Tantra Tips with Crystal Lai

Learn how to transition basic techniques into advanced moves!

Here's what we're going to review

  • Best ways to use a handstand as a transition
  • How to build up your strength
  • Two of the most popular advanced moves out there today!

My Most Popular Advanced Moves and Transitions

I’m going to show you some advanced moves using the basic concept of the handstand on the pole.  We teach you twisted grip, regular & chinese grip handstands in our main library!  Here are some of my tutorials on how the handstand can be applied to other tricks.

One Arm Handstand

I love this one-armed handstand. It’s a great move to practice body awareness, proper alignment, and proper mechanics. You want to think about pushing through and down with the bottom arm (the one that’s on the floor), using not only your forearm but using your lats and core. The whole body is engaged here, because you definitely do not want a strong upper body and jello legs! Eliminate any “dead weight” by keeping everything activated from your pinky finger to your pinky toe. This goes for any kind of handstand!

Marion Amber

Another important tip about handstands is that you have to get your hips up and over your head. A common mistake I see when teaching is that the student is fighting being upside down by trying to be rightside up. Definitely have a spotter to help navigate you into the right position - your bum should go where your head was and your head should be where your bum was. Also, take it one step at a time. Often I see injuries occur when a person tries to go straight for the end goal. With the Marion Amber, have a spotter, start with the knees tucked position until that feels comfortable before you attempt extending the legs. Safety first, boys and girls!

Phoenix

Let’s quickly explore the basic rules for static pole spins: the further your reach your hips away, the more momentum you have, and the lighter you feel. Combining this with the Phoenix, the lighter you feel, the easier it is to flip into a handstand. Once you’re there, don’t forget the technique of the handstand: pull down with the top shoulder all the way down on your back through your lats, push through bottom arm down the shoulder and lats. Keep the core tight! This is an advanced move, but totally achievable when you’re ready. Keep working on those handstands on and off the pole!

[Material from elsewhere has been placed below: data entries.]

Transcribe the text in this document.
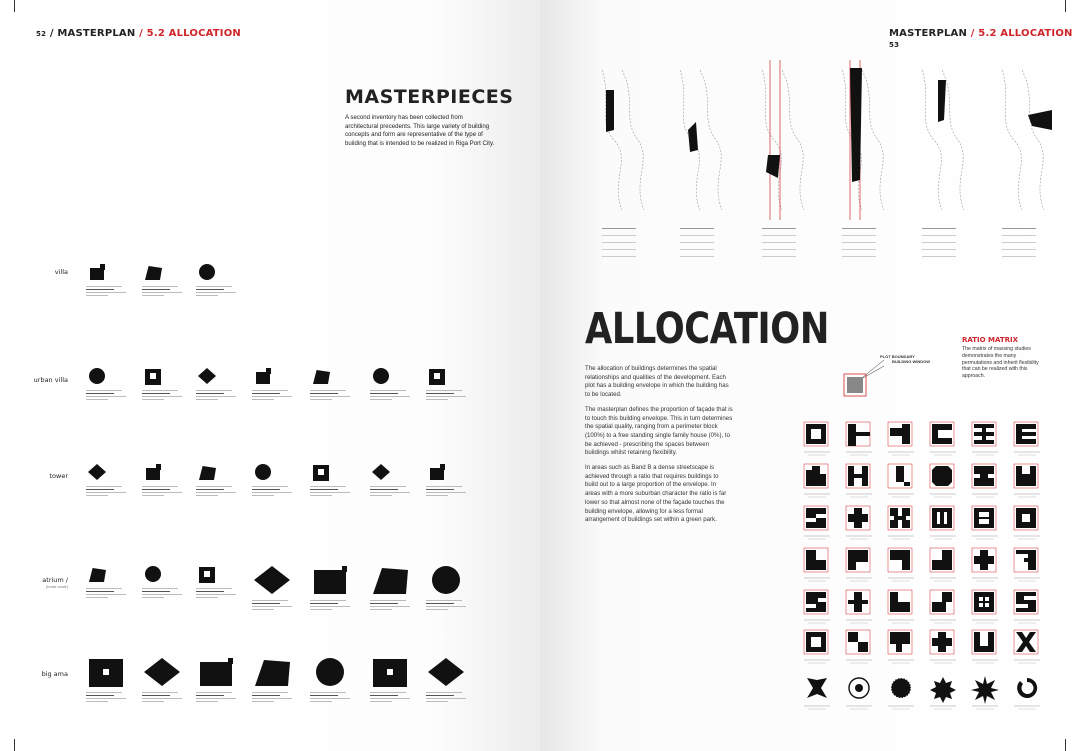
52 / MASTERPLAN / 5.2 ALLOCATION
MASTERPIECES
A second inventory has been collected from architectural precedents. This large variety of building concepts and form are representative of the type of building that is intended to be realized in Riga Port City.
villa
urban villa
tower
atrium /
(inner court)
big ama
MASTERPLAN / 5.2 ALLOCATION 53
ALLOCATION

The allocation of buildings determines the spatial relationships and qualities of the development. Each plot has a building envelope in which the building has to be located.

The masterplan defines the proportion of façade that is to touch this building envelope. This in turn determines the spatial quality, ranging from a perimeter block (100%) to a free standing single family house (0%), to be achieved - prescribing the spaces between buildings whilst retaining flexibility.

In areas such as Band B a dense streetscape is achieved through a ratio that requires buildings to build out to a large proportion of the envelope. In areas with a more suburban character the ratio is far lower so that almost none of the façade touches the building envelope, allowing for a less formal arrangement of buildings set within a green park.

PLOT BOUNDARY
BUILDING WINDOW
RATIO MATRIX
The matrix of massing studies demonstrates the many permutations and inherit flexibility that can be realized with this approach.
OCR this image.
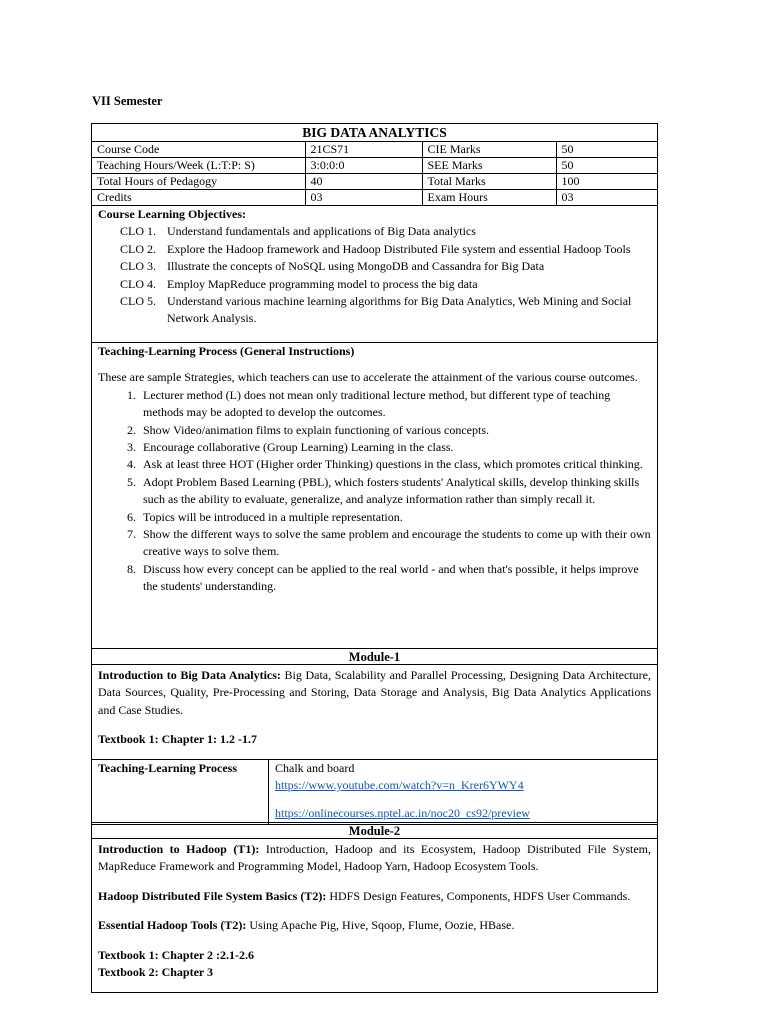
VII Semester
BIG DATA ANALYTICS
Course Code	21CS71	CIE Marks	50
Teaching Hours/Week (L:T:P: S)	3:0:0:0	SEE Marks	50
Total Hours of Pedagogy	40	Total Marks	100
Credits	03	Exam Hours	03
Course Learning Objectives:
CLO 1. Understand fundamentals and applications of Big Data analytics
CLO 2. Explore the Hadoop framework and Hadoop Distributed File system and essential Hadoop Tools
CLO 3. Illustrate the concepts of NoSQL using MongoDB and Cassandra for Big Data
CLO 4. Employ MapReduce programming model to process the big data
CLO 5. Understand various machine learning algorithms for Big Data Analytics, Web Mining and Social Network Analysis.
Teaching-Learning Process (General Instructions)
These are sample Strategies, which teachers can use to accelerate the attainment of the various course outcomes.
1. Lecturer method (L) does not mean only traditional lecture method, but different type of teaching methods may be adopted to develop the outcomes.
2. Show Video/animation films to explain functioning of various concepts.
3. Encourage collaborative (Group Learning) Learning in the class.
4. Ask at least three HOT (Higher order Thinking) questions in the class, which promotes critical thinking.
5. Adopt Problem Based Learning (PBL), which fosters students' Analytical skills, develop thinking skills such as the ability to evaluate, generalize, and analyze information rather than simply recall it.
6. Topics will be introduced in a multiple representation.
7. Show the different ways to solve the same problem and encourage the students to come up with their own creative ways to solve them.
8. Discuss how every concept can be applied to the real world - and when that's possible, it helps improve the students' understanding.
Module-1

Introduction to Big Data Analytics: Big Data, Scalability and Parallel Processing, Designing Data Architecture, Data Sources, Quality, Pre-Processing and Storing, Data Storage and Analysis, Big Data Analytics Applications and Case Studies.

Textbook 1: Chapter 1: 1.2 -1.7
Teaching-Learning Process	Chalk and board
https://www.youtube.com/watch?v=n_Krer6YWY4
https://onlinecourses.nptel.ac.in/noc20_cs92/preview
Module-2

Introduction to Hadoop (T1): Introduction, Hadoop and its Ecosystem, Hadoop Distributed File System, MapReduce Framework and Programming Model, Hadoop Yarn, Hadoop Ecosystem Tools.

Hadoop Distributed File System Basics (T2): HDFS Design Features, Components, HDFS User Commands.

Essential Hadoop Tools (T2): Using Apache Pig, Hive, Sqoop, Flume, Oozie, HBase.

Textbook 1: Chapter 2 :2.1-2.6
Textbook 2: Chapter 3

Frequently Asked Questions

I have three questions that I get more than any others, here they are along with my answers!

  • q-iconI feel like I’ll never be able to do the handstand. What am I doing wrong?

    Find a spotter to spot you to do a handstand. If you have the necessary strength to do the handstand yet you cannot do the handstand, it is mostly because your technique is wrong or you’re scared. Having a spotter or someone that can do the handstand will help tremendously. Also, do the handstand first by kicking into the wall and if that is still too scary, then start with forearm stand. In order to be able to do a one arm handstand, one must be able to do a handstand against the wall and also work on the floor handstand. The push-pull mechanism is still in place so make sure you use this technique to find your balance. Since your weight is not as evenly distributed in the one arm handstand, you want to make sure you are engaging your obliques.

  • q-iconWhat’s the best grip style? Twisted, regular, or Chinese grip?

    All grip styles are great. You should always start with building strength by doing regular grip and chinese grip. Once you are able to do those grips, then you can start to work on twisted. Twisted grip is the WORST position that you can put your shoulder and wrist into. Because you are locked in position, it gives you a false sense of strength and that is when you will injure yourself if you are not ready yet.

  • q-iconI cannot find momentum when I spin - what am I doing wrong?

    When you cannot find momentum during your spin, it is mostly because you are not drawing a circle to create your momentum into your spin. Make sure to sweep your leg/arm/body weight around the pole (in a circular way). Try to avoid kicking and jumping.